Why Baseball?

February 1, 2012 by · 6 Comments

February is finally here. That means that pitchers and catchers report this month . That also means that it’s time to ask the annual question that many of us contemplate when we find ourselves giddy with the notion that there are ballplayers once again stretching and throwing in the Southern sun: Why baseball? What is it about this game that makes many of us rank Opening Day above Christmas as the number one holiday of the year?

As Yogi Berra might say, this question is so easy it’s hard to answer. It seems to me, however, that the answer is twofold. First, baseball is a restorative. Ballparks are really time machines, and when we enter them, we are whisked back to childhood. Every little ritual now recalls the day we were baptized into the game. For me, it was simply the thrill of seeing the stadium come into view.

A couple of years ago, a friend drove me down 33rd Street in Baltimore and past the site where Memorial Stadium once stood. The white houses, always so visible beyond center field were still there, and for a moment I honestly thought that something was wrong with me , for I could not see the stadium. I kept looking. What the man saw, the boy refused to believe. To this day, a part of me still thinks that I just looked wrong, and that if I go back again, Memorial Stadium will be there, where it’s supposed to be. I’m never going back.

Maybe the ritual for you was getting the tickets or that proverbial first glimpse of the greenest of grasses as you left the concourse and came up into the stands to find your seats. Maybe it was the anticipatory hum of the crowd or that 150-year-old announcement, “Ladies and gentlemen, here are your starting lineups.” Maybe it was peanuts, popcorn, and hot dogs.

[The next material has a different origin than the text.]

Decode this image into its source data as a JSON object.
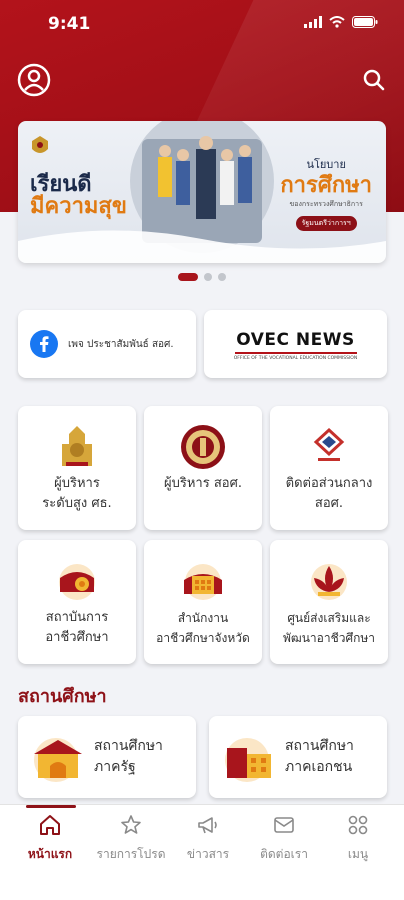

Oh, sure, we may be at an age that prevents us from having that hot dog with onions lest we wake up at 2 o’clock in the morning fumbling in the bathroom for the Zantac, but that’s no matter. Nothing can restore the body, but the game restores the child in us. Last season, I planned to meet someone at a baseball game whom I had never met before. This gentleman is a college mathematics professor, and he assured me that once I got to the first-base side, I would know him. I entered the park and started down toward the first-base dugout when I spied a man wearing the team hat, shirt, and jacket. He also had his glove with him. I knew him all right. I knew him before I met him, and it illustrates the second reason that baseball has such a powerful hold on us.

From childhood to adulthood, we all long to belong. Baseball can create that sense of community, even if it’s just for an inning or two. Our team is trailing by a run in the 9th, but we’ve got the bases loaded with only one out. The ballpark comes to life, and you look around and you realize that that guy way up there in the middle of the upper deck down the right field line, the guy who’s waving a pennant as if he’s carrying the colors into the face of the enemy, is thinking and feeling and hoping for exactly the same thing that you are. And when a single brings home the tie run standing up, and the winning run barely eludes the catcher’s tag in a swirling dust cloud at home plate, you are suddenly hugging strangers. The park empties, and everyone’s smile lights the way back to our respective cars. We wave to the people waving out their windows and blowing their horns. For an inning or an evening or sometimes, if we’re lucky, for a whole season, we are one.

That’s why baseball. I’m sure that other folks have their own restoratives; at least I guess they do. I hope they do things that bring them a sense of belonging. As for me, well, now that February is here, I feel younger already.

Comments

6 Responses to “Why Baseball?”
  1. Bobby Blake says:

    This is a great article. It gave me chills and I immediately called my father and told him to read it. Thanks

  2. Austin says:

    Thanks for the kind words, Bobby. I hope your dad enjoyed it, too.

  3. Great article. Everyone can relate in some way. Even with all the new ballparks, you still get that same feeling when you first spot the green grass through the concourse.

  4. Austin says:

    Thanks, Jim.

  5. Mike Lynch says:

    Beautiful! Just beautiful! I had a love-hate relationship with my father but we always had baseball to bring us together, at least for a while. To me baseball is seeing the Green Monster for the first time and every time after; it’s Dave Niehaus going crazy on the radio every time a Mariner homered (“Fly, fly away!”); it’s the butterflies you get when taking the mound, even in your forties when you’re facing other guys who once dreamt of being a big leaguer; it’s knowing Carl Yastrzemski’s batting average in 1968 even when you can’t remember your own home phone number; it’s being part of a sellout crowd in St. Petersburg, Florida for Game 7 of the 2008 ALCS and not caring that your team lost because the Rays fans were rocking the house and doing exactly what you’d be doing had your team won. It’s what keeps me going even when I’m not sure I have a reason to keep going.

  6. Austin says:

    Thanks, Mike..301 Danny Cater(Danny Cater!!)was second that year with a .290something average.